The legal department of The New York Times works throughout the entire organization and partners closely with teams on the widest range of legal and compliance matters. This newly created position represents the opportunity to join a mission-critical legal team of approximately 18 attorneys and 10 legal staff members, and will report directly to the Senior Vice President and Deputy General Counsel.

With nearly 1,500 newsroom employees and journalists reporting from more than 150 countries every year, The New York Times remains the gold standard of quality journalism. We're built around a mission of helping readers understand a fast-changing world and providing the original reporting that provides the bedrock of a healthy, informed, engaged society. Our unwavering commitment to our profession's highest ideals and our leadership in creating new ways to tell digital stories has made The Times the most read, most awarded and most innovative news organization in the United States.

Key Responsibilities

  • Serve as lead litigation counsel on commercial matters.

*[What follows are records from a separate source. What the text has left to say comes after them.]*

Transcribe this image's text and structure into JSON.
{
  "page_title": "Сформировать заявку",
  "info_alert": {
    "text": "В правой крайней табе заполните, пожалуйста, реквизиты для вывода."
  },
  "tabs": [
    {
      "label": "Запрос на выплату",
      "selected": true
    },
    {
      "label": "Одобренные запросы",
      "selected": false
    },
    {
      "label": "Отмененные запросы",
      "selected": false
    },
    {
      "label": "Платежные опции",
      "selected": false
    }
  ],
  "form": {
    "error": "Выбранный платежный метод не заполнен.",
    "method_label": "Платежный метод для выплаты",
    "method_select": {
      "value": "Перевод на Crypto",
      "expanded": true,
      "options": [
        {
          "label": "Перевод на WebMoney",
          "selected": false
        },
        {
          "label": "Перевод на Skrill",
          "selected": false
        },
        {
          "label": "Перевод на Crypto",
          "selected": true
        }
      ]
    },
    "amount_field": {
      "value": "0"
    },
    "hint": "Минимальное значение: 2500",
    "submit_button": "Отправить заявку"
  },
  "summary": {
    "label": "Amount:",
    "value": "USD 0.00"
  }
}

  • Oversee outside counsel in litigation, including consumer class actions, patents, and commercial matters.

  • Design, coordinate, implement, and track compliance initiatives required under federal, state, and local statutes (e.g., OFAC, ADA, FARA, FCPA and UK Bribery Act, FTC and other advertising regulations).

  • Provide general compliance advice and training; remain current on legal decisions, statutory changes and other developments.

  • Supervise and coordinate responses to discovery requests and commercial subpoenas and handle responses to violations of the company's IP rights.

  • Assist in-house team on media law litigation, including libel and copyright.

  • Contribute to discussions of general business issues and advise business teams on legal and regulatory matters.

Desired Qualifications

  • 6 to 8 years, with preference for law firm experience in commercial and antitrust litigation, judicial clerkship, expertise in e-discovery, and background in digital media law.

  • Undergraduate and J.D. degrees from recognized institutions.

  • Must be a member of the New York bar.

  • Ability to communicate effectively both orally and in writing.

  • Excellent research skills.

  • Proven experience working independently and in collaboration with legal and business colleagues.

#LI-AM1

The New York Times is committed to a diverse and inclusive workforce, one that reflects the varied global community we serve. Our journalism and the products we build in the service of that journalism greatly benefit from a range of perspectives, which can only come from diversity of all types, across our ranks, at all levels of the organization. Achieving true diversity and inclusion is the right thing to do. It is also the smart thing for our business. So we strongly encourage women, veterans, people with disabilities, people of color and gender nonconforming candidates to apply.

The New York Times Company is an Equal Opportunity Employer and does not discriminate on the basis of an individual's sex, age, race, color, creed, national origin, alienage, religion, marital status, pregnancy, sexual orientation or affectional preference, gender identity and expression, disability, genetic trait or predisposition, carrier status, citizenship, veteran or military status and other personal characteristics protected by law. All applications will receive consideration for employment without regard to legally protected characteristics. The New York Times Company will consider qualified applicants, including those with criminal histories, in a manner consistent with the requirements of applicable state and local "Fair Chance" laws.